In the first chapter, David Boromisza-Habashi describes how the trading of accusations of “hate speech” among Hungarian politicians invites a competition of moralities that can ultimately erode their own moral force. It also illustrates the power of ethnography to reveal diverse debates surrounding hate speech and free speech as value-laden metadiscourses vying to inform speech governance.
In chapter 2, Jonathan Corpus Ong develops the example of extreme speech as power. Through a unique set of interviews with digital organizers and influencers in the Philippines, Ong offers a snapshot that both captures the ordinariness of extreme speech and locates it in the broader context of digital capitalism and exploitation. Exploring the digital labor behind disinformation, the chapter recognizes disinformation producers as digital workers, composing a “digital sweatshop” of paid troll work.
In chapter 3, David Katiambo explains how institutional power in Kenya has been labeling extreme speech as hate speech to cement its authority. The regime covertly naturalizes its discourse through social media platforms and users in a way that exercises political power without calling attention to it, whereas platforms like Facebook and Twitter—by virtue of being near monopolies—control the definition of hate speech. The chapter also extends reflections on coloniality and decoloniality in Africa to the digital sphere and provides a conceptual toolbox that can be used to critically interrogate the endurance of old practices of domination in new communicative spaces.

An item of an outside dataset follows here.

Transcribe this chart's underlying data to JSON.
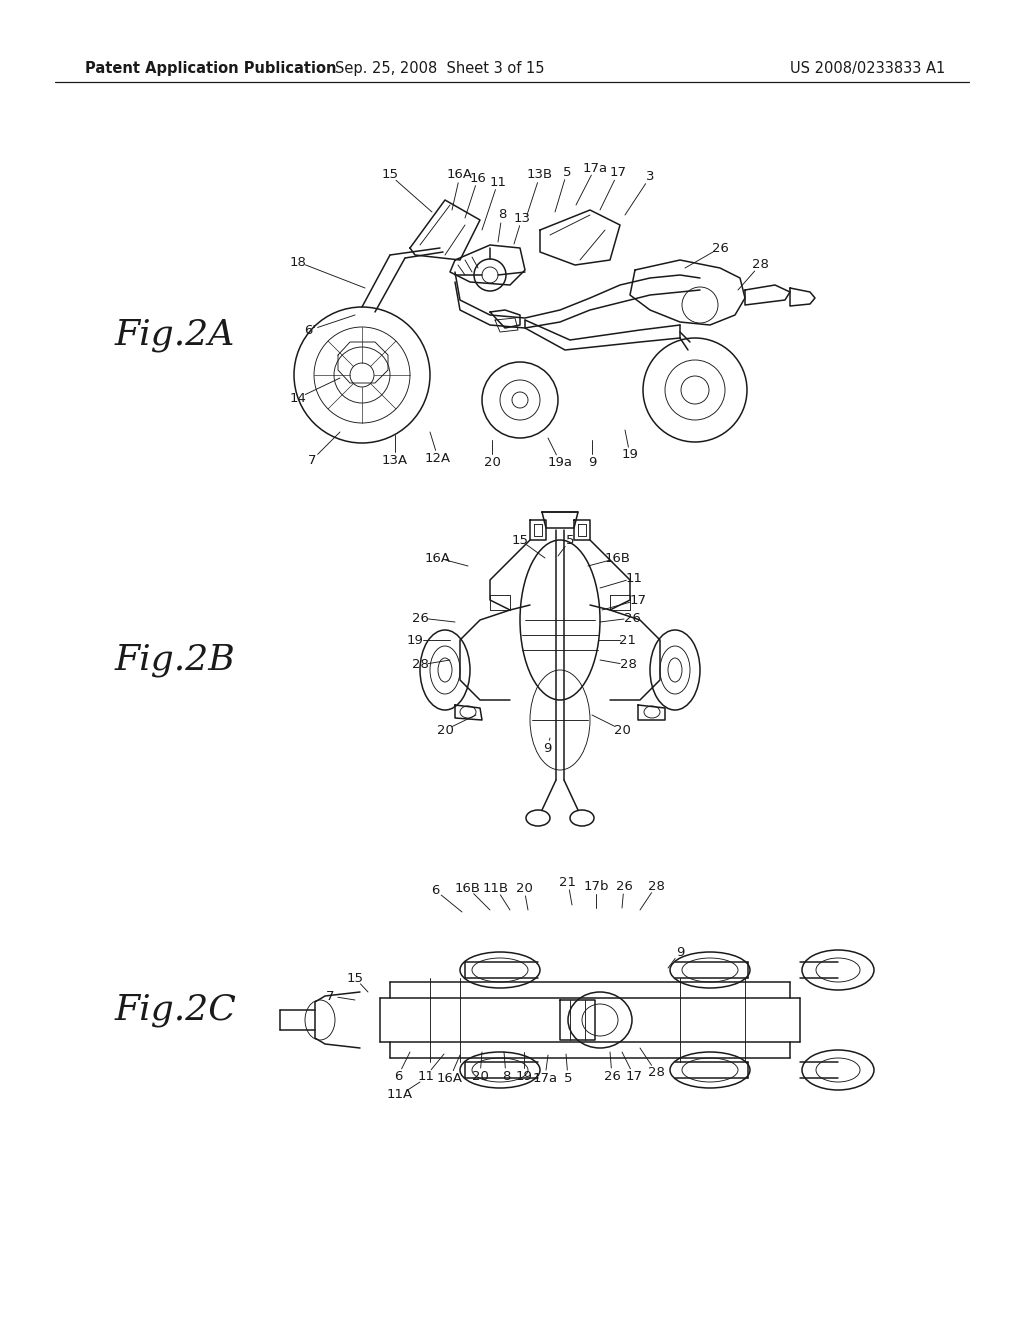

In the last chapter of part 1, Max Kramer focuses on India and explains how democracy can be diminished by labeling the expressions of resentment by those living under discrimination and structural violence as “hate speech.” Nietzsche’s concept of “ressentiment” is used to analyze the reactions of the weak who cannot fight in any way other than to moralize and take what is suppressing them as amoral, which can lead to a cycle of autovictimization and revenge. Kramer explains that speech can be transgressive and legitimate at the same time, as the claims that minority citizens are permitted to make against the nation-state are part of a problematic moral-normative framework.